The company had taken on a number of big contracts in the construction of the Murum Dam and was a prime candidate to assist in Taib’s next dam building projects.
However, ABB announced at the meeting that it will be reviewing its business in Malaysia following recent protests and a major petition that gained 60,000 signatures.
According to the NGO Bruno Manser Fund (BMF), ABB disclosed at the meeting that it had provided components worth USD 6 million for the distribution of electricity produced by the 944 MW Murum dam in Sarawak.
The components comprise a generator circuit breaker, a static excitation system, a scadar system (monitoring distirbution system), switch boards and other small components.
However, the company made clear that it has no current contracts with SEB and its future plans for SCORE and it will be reviewing its plans after 60,000 local people signed the petition last March against the company’s involvement in Sarawak.
A BMF press release relates that ABB broke their own human rights and sustainability policies by getting involved in Murum and the NGO is demanding USD 1.5 million in compensation for the local communities:
“The construction of the Murum dam displaced 1500 indigenous people, who resisted their forced resettlement with blockades of the construction site. The Social and Environmental Impact Assessment (SEIA) was only published when the dam was 80% completed and had no impact whatsoever on the dam design.

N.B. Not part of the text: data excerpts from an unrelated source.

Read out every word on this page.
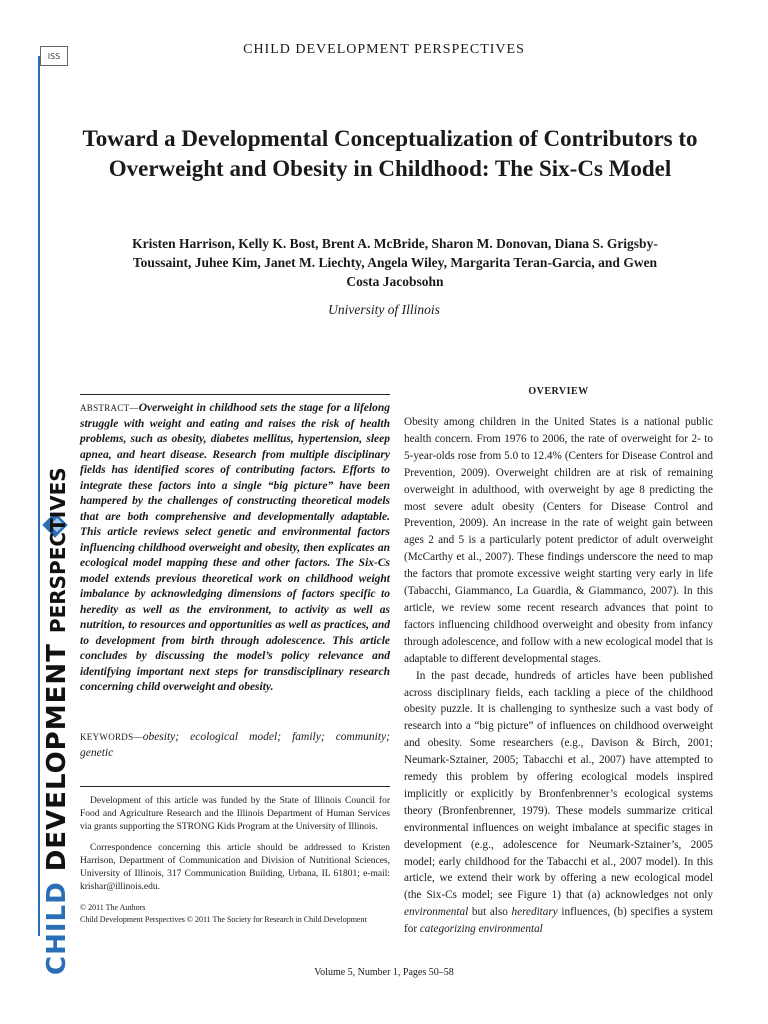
ISS
CHILD DEVELOPMENT PERSPECTIVES
CHILD DEVELOPMENT PERSPECTIVES
Toward a Developmental Conceptualization of Contributors to Overweight and Obesity in Childhood: The Six-Cs Model
Kristen Harrison, Kelly K. Bost, Brent A. McBride, Sharon M. Donovan, Diana S. Grigsby-Toussaint, Juhee Kim, Janet M. Liechty, Angela Wiley, Margarita Teran-Garcia, and Gwen Costa Jacobsohn
University of Illinois
ABSTRACT—Overweight in childhood sets the stage for a lifelong struggle with weight and eating and raises the risk of health problems, such as obesity, diabetes mellitus, hypertension, sleep apnea, and heart disease. Research from multiple disciplinary fields has identified scores of contributing factors. Efforts to integrate these factors into a single “big picture” have been hampered by the challenges of constructing theoretical models that are both comprehensive and developmentally adaptable. This article reviews select genetic and environmental factors influencing childhood overweight and obesity, then explicates an ecological model mapping these and other factors. The Six-Cs model extends previous theoretical work on childhood weight imbalance by acknowledging dimensions of factors specific to heredity as well as the environment, to activity as well as nutrition, to resources and opportunities as well as practices, and to development from birth through adolescence. This article concludes by discussing the model’s policy relevance and identifying important next steps for transdisciplinary research concerning child overweight and obesity.
KEYWORDS—obesity; ecological model; family; community; genetic

Development of this article was funded by the State of Illinois Council for Food and Agriculture Research and the Illinois Department of Human Services via grants supporting the STRONG Kids Program at the University of Illinois.

Correspondence concerning this article should be addressed to Kristen Harrison, Department of Communication and Division of Nutritional Sciences, University of Illinois, 317 Communication Building, Urbana, IL 61801; e-mail: krishar@illinois.edu.

© 2011 The Authors
Child Development Perspectives © 2011 The Society for Research in Child Development
OVERVIEW

Obesity among children in the United States is a national public health concern. From 1976 to 2006, the rate of overweight for 2- to 5-year-olds rose from 5.0 to 12.4% (Centers for Disease Control and Prevention, 2009). Overweight children are at risk of remaining overweight in adulthood, with overweight by age 8 predicting the most severe adult obesity (Centers for Disease Control and Prevention, 2009). An increase in the rate of weight gain between ages 2 and 5 is a particularly potent predictor of adult overweight (McCarthy et al., 2007). These findings underscore the need to map the factors that promote excessive weight starting very early in life (Tabacchi, Giammanco, La Guardia, & Giammanco, 2007). In this article, we review some recent research advances that point to factors influencing childhood overweight and obesity from infancy through adolescence, and follow with a new ecological model that is adaptable to different developmental stages.

In the past decade, hundreds of articles have been published across disciplinary fields, each tackling a piece of the childhood obesity puzzle. It is challenging to synthesize such a vast body of research into a “big picture” of influences on childhood overweight and obesity. Some researchers (e.g., Davison & Birch, 2001; Neumark-Sztainer, 2005; Tabacchi et al., 2007) have attempted to remedy this problem by offering ecological models inspired implicitly or explicitly by Bronfenbrenner’s ecological systems theory (Bronfenbrenner, 1979). These models summarize critical environmental influences on weight imbalance at specific stages in development (e.g., adolescence for Neumark-Sztainer’s, 2005 model; early childhood for the Tabacchi et al., 2007 model). In this article, we extend their work by offering a new ecological model (the Six-Cs model; see Figure 1) that (a) acknowledges not only environmental but also hereditary influences, (b) specifies a system for categorizing environmental

Volume 5, Number 1, Pages 50–58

“It is clear that, with its involvement in the Murum project, ABB breached its own human rights and sustainability policies”, BMF director Lukas Straumann said. “We demand an apology from ABB and an indemnization of USD 1.5 million for the affected indigenous communities.” Peter Kallang, Chairman of Save Rivers, said “ABB will have to face the consequences of its involvement in the Sarawak dams programme.”[BMF News Release]
According to BMF, the next stop on the Save Rivers’ Europe trip, which is aimed at highlighting human rights violations in Sarawak’s dam building programme, is Norway.
Next week, the indigenous campaigners will be talking to companies and officials in the home capital of SEB’s Chief Executive Torstein Dale Sjotveit, who has been condemned for the corrupt practices and human rights violations that have taken place under his watch at the state-owned company.